Política

STF condena irmãos Brazão a 76 anos pela morte de Marielle Franco

Chiquinho e Domingos Brazão foram sentenciados por unanimidade; ex-chefe da Polícia Civil também foi condenado por obstrução de Justiça

A Primeira Turma do Supremo Tribunal Federal (STF) condenou nesta data os irmãos Chiquinho Brazão, ex-deputado federal, e Domingos Brazão, conselheiro do Tribunal de Contas do Estado do Rio de Janeiro. Ambos receberam a sentença de 76 anos e três meses de reclusão cada um, acusados de ordenar a ação que tirou a vida da vereadora Marielle Franco e de seu motorista Anderson Gomes, além da tentativa de crime contra a vida da assessora Fernanda Chaves. O julgamento refere-se aos fatos ocorridos em 14 de março de 2018 e a decisão pela condenação foi unânime entre os ministros, que seguiram o voto do relator Alexandre de Moraes.

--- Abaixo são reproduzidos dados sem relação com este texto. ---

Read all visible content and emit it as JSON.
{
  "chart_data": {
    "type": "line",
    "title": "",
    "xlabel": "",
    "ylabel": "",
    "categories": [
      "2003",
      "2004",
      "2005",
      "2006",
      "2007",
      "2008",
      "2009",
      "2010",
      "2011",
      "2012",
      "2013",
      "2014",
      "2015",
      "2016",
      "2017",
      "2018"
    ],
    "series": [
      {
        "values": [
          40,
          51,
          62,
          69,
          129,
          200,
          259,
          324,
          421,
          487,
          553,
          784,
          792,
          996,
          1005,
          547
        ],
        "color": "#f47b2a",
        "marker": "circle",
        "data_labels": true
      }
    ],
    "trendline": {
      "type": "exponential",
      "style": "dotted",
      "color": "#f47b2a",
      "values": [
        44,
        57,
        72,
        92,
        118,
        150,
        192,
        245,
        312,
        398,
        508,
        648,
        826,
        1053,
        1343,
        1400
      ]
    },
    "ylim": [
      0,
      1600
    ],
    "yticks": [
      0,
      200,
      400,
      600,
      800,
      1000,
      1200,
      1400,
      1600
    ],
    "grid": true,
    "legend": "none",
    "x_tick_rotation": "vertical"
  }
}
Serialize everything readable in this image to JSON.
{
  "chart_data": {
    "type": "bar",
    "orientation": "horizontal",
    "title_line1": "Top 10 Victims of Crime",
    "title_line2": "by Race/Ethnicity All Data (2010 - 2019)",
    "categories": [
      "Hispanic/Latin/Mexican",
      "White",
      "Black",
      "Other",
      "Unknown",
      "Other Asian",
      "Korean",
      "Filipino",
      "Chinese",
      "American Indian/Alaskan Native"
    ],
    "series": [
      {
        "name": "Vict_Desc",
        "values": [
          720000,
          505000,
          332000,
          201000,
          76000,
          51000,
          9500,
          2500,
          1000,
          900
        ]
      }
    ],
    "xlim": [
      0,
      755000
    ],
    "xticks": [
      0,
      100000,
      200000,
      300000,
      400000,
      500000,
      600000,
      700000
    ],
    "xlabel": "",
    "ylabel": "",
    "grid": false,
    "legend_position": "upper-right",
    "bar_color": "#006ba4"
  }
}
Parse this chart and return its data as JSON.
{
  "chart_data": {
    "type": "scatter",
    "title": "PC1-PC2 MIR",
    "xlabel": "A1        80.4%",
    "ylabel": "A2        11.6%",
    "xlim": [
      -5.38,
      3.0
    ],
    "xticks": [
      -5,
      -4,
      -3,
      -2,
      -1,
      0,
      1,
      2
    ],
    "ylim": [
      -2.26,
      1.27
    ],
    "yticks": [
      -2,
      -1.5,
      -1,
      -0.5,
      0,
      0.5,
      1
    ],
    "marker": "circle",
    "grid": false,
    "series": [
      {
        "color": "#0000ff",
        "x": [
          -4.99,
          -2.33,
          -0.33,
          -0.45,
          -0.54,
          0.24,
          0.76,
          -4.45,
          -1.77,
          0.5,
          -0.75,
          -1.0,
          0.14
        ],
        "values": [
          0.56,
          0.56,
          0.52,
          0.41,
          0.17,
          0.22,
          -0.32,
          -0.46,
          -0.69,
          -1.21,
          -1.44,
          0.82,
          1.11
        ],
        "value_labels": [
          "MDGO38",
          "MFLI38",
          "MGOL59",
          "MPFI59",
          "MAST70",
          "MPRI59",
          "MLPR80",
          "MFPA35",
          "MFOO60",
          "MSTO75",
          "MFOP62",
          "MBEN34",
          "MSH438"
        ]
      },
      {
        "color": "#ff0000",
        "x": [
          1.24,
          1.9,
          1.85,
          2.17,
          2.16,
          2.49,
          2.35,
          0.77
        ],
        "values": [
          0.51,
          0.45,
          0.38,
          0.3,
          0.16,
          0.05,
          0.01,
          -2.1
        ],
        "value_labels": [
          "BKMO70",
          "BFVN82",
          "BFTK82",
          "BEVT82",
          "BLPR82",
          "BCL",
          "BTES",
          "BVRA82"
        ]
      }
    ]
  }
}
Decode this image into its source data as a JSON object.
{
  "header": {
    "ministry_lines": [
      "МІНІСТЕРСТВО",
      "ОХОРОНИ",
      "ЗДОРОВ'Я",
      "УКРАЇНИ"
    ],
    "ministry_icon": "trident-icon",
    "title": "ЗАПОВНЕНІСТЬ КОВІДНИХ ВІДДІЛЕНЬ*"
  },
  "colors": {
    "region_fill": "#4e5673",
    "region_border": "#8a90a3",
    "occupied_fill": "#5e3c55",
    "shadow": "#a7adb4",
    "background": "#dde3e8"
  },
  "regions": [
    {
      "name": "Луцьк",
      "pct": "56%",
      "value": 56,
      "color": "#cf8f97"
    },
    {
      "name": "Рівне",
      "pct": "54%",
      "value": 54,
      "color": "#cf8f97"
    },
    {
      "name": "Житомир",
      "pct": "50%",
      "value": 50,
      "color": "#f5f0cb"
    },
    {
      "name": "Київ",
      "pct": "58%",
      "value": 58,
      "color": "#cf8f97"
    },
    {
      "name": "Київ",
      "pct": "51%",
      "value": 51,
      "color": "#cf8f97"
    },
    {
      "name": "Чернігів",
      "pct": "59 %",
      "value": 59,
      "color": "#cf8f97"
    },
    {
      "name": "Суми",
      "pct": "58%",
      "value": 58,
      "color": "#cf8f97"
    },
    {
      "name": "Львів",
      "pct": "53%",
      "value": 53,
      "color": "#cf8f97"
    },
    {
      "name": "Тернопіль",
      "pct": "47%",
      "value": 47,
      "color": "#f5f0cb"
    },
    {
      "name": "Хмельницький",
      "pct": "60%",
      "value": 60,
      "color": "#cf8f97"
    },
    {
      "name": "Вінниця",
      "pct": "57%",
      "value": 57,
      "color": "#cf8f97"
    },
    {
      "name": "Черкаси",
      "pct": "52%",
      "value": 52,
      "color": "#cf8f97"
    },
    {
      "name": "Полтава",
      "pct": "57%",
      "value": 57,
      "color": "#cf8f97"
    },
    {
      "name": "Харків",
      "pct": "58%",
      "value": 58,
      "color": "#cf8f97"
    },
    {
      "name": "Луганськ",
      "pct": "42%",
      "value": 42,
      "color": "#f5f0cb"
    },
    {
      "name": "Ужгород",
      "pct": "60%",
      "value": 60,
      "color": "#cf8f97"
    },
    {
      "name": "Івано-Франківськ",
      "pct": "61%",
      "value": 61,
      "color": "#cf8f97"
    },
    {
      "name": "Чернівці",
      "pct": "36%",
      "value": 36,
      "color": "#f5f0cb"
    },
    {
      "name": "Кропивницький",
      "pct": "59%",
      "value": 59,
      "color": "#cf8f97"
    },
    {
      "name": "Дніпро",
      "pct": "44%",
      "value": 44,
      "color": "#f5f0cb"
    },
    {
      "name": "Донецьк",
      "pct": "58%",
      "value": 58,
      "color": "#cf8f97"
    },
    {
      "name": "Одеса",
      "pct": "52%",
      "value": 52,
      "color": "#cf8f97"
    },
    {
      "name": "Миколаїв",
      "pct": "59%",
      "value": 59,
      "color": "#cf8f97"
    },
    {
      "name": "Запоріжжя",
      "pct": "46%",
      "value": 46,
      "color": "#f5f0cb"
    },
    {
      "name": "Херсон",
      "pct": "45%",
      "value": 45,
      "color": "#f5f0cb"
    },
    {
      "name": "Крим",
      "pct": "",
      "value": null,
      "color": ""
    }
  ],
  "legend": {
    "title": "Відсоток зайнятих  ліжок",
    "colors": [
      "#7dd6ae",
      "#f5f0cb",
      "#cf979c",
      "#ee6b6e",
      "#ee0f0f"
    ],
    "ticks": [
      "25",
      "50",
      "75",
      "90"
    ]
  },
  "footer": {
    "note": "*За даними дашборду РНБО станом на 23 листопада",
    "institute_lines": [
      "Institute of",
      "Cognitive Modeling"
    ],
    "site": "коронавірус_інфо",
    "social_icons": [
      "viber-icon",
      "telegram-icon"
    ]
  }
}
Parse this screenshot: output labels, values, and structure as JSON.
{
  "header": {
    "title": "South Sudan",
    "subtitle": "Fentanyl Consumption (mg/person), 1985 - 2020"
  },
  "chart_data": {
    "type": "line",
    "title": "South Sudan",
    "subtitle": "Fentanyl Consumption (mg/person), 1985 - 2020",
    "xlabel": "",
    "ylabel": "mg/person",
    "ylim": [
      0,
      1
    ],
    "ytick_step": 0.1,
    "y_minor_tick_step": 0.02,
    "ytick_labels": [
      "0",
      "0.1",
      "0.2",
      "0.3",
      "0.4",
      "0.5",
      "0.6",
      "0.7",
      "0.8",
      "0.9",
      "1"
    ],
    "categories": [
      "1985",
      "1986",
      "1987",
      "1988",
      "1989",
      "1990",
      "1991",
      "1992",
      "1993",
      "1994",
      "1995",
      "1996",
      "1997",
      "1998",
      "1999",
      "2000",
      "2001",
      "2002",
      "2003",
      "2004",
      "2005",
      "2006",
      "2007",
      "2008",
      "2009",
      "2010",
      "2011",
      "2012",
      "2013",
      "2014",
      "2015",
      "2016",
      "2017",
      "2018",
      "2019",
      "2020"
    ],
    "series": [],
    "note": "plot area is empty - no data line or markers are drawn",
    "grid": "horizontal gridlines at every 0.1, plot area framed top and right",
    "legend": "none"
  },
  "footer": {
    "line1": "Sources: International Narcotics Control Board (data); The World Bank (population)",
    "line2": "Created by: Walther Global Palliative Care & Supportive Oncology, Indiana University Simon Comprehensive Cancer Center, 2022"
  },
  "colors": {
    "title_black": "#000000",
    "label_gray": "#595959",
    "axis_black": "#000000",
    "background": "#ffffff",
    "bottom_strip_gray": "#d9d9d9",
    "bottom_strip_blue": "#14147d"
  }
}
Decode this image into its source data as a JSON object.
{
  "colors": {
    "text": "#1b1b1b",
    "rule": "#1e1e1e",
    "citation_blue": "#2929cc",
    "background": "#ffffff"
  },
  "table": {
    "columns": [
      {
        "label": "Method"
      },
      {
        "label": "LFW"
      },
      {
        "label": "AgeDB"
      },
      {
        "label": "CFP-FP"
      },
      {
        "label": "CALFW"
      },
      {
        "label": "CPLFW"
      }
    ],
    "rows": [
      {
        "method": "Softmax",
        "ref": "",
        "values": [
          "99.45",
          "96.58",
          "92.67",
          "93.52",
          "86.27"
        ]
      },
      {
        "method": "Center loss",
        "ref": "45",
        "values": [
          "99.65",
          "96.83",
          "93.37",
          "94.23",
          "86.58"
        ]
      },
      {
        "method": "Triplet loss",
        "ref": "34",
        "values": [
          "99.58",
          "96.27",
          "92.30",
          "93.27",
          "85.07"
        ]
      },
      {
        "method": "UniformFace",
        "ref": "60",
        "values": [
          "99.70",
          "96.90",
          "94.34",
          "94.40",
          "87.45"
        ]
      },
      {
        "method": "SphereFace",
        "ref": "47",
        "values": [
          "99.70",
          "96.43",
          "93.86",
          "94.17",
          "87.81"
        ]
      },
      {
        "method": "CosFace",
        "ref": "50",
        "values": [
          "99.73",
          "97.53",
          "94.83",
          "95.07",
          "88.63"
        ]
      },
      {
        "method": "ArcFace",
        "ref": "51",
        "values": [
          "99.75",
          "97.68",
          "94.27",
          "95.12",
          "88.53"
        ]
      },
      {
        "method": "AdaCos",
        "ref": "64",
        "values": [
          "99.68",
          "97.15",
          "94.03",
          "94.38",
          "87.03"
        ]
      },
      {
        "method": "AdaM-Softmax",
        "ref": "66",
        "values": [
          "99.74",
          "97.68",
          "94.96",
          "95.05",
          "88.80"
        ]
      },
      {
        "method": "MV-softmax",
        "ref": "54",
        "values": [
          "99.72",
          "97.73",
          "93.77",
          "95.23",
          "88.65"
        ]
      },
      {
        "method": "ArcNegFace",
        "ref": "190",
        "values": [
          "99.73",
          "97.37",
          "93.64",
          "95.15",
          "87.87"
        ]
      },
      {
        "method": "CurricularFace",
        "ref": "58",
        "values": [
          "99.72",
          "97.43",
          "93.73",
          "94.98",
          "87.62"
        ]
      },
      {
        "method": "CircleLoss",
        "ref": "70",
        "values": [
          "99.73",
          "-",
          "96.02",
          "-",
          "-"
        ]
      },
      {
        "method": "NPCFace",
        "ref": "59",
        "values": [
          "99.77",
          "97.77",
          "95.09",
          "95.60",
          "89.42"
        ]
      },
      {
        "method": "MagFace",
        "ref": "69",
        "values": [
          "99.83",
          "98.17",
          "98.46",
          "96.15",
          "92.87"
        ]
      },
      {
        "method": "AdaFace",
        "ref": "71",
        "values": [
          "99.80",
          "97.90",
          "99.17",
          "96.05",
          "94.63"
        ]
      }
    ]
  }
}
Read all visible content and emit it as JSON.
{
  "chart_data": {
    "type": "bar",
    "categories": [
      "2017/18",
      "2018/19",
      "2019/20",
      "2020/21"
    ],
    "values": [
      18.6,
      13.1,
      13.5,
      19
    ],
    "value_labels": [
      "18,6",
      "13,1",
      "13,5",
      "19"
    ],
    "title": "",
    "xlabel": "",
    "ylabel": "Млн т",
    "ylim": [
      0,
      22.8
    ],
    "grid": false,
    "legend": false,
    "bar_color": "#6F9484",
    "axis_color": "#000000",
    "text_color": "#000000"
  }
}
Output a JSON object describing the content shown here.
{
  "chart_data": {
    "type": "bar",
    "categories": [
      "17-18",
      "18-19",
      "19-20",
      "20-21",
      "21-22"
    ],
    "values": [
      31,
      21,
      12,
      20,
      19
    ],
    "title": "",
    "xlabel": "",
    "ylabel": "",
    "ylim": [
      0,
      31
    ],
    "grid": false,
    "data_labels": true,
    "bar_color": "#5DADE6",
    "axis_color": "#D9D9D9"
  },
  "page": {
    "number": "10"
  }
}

Durante a sessão, o ministro Alexandre de Moraes enfatizou a gravidade do envolvimento dos réus com grupos criminosos no Rio de Janeiro. Ao descrever a atuação dos condenados, o relator afirmou: “Eles não tinham só contato com a milícia, eles eram a milícia, eles participavam da milícia”. Além dos irmãos Brazão, o tribunal também condenou Ronald Alves Pereira por duplo crime contra a vida e tentativa, Robson Calixto por organização criminosa e o ex-chefe da Polícia Civil, Rivaldo Barbosa, pelos crimes de corrupção passiva e obstrução de Justiça.

Histórico da votação na câmara

O desfecho judicial traz à tona o histórico de decisões no Legislativo relacionadas ao caso. Em 10 de abril de 2024, o plenário da Câmara dos Deputados votou pela manutenção da prisão preventiva de Chiquinho Brazão, que havia sido decretada pelo STF. Naquela ocasião, o placar registrou 277 votos favoráveis à manutenção da custódia, número apenas 20 votos acima do mínimo necessário para validar a decisão judicial. Outros 129 parlamentares votaram contra a prisão do então deputado, que havia sido expulso do partido União Brasil.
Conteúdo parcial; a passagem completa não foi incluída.